Recently, Rebillet discovered that Erykah Badu was a fan. A fellow Dallasite and alumnus of Booker T. Washington High School for the Performing and Visual Arts, Badu expressed her appreciation for Rebillet’s work and said she wanted to come on stage. Clips of their collaboration at his Dallas drive-in show went viral. Their collective joy and silliness is endearing from the first note. Their screams feel like all those you’ve been holding in since March.
“When she got into my little tent that I performed in, that was the first time we had ever locked eyes or said a word to each other [in person]. What you see in that video is just us figuring each other out,” Rebillet says. “It was one of the highlights of my life.”

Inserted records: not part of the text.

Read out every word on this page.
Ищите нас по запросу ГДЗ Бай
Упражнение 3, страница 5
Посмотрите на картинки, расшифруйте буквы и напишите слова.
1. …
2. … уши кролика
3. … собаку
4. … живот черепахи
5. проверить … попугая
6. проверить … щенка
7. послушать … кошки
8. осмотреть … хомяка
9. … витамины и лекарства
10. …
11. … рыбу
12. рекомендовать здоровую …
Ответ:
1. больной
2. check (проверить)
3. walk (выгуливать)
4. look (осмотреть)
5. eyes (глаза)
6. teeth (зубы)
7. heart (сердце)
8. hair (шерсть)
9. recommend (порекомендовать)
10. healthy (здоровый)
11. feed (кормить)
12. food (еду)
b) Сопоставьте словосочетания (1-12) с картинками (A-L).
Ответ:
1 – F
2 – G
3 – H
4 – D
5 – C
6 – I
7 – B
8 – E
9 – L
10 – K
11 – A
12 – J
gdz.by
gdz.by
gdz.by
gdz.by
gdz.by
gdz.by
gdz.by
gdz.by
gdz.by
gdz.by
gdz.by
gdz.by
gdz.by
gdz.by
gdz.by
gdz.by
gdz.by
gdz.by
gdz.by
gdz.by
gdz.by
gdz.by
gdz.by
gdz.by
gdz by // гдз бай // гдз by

Though currently on a brief sabbatical from his weekly streams, Rebillet’s schedule remains full of highlights. He’ll be performing a live set for Badu’s streaming platform and may start acting again. At the top of the list, though, he’s working on a proper album.
‘“It will be a composed and produced album,” Rebillet says. “I’m sure there will be everything [on there] from ass to death.”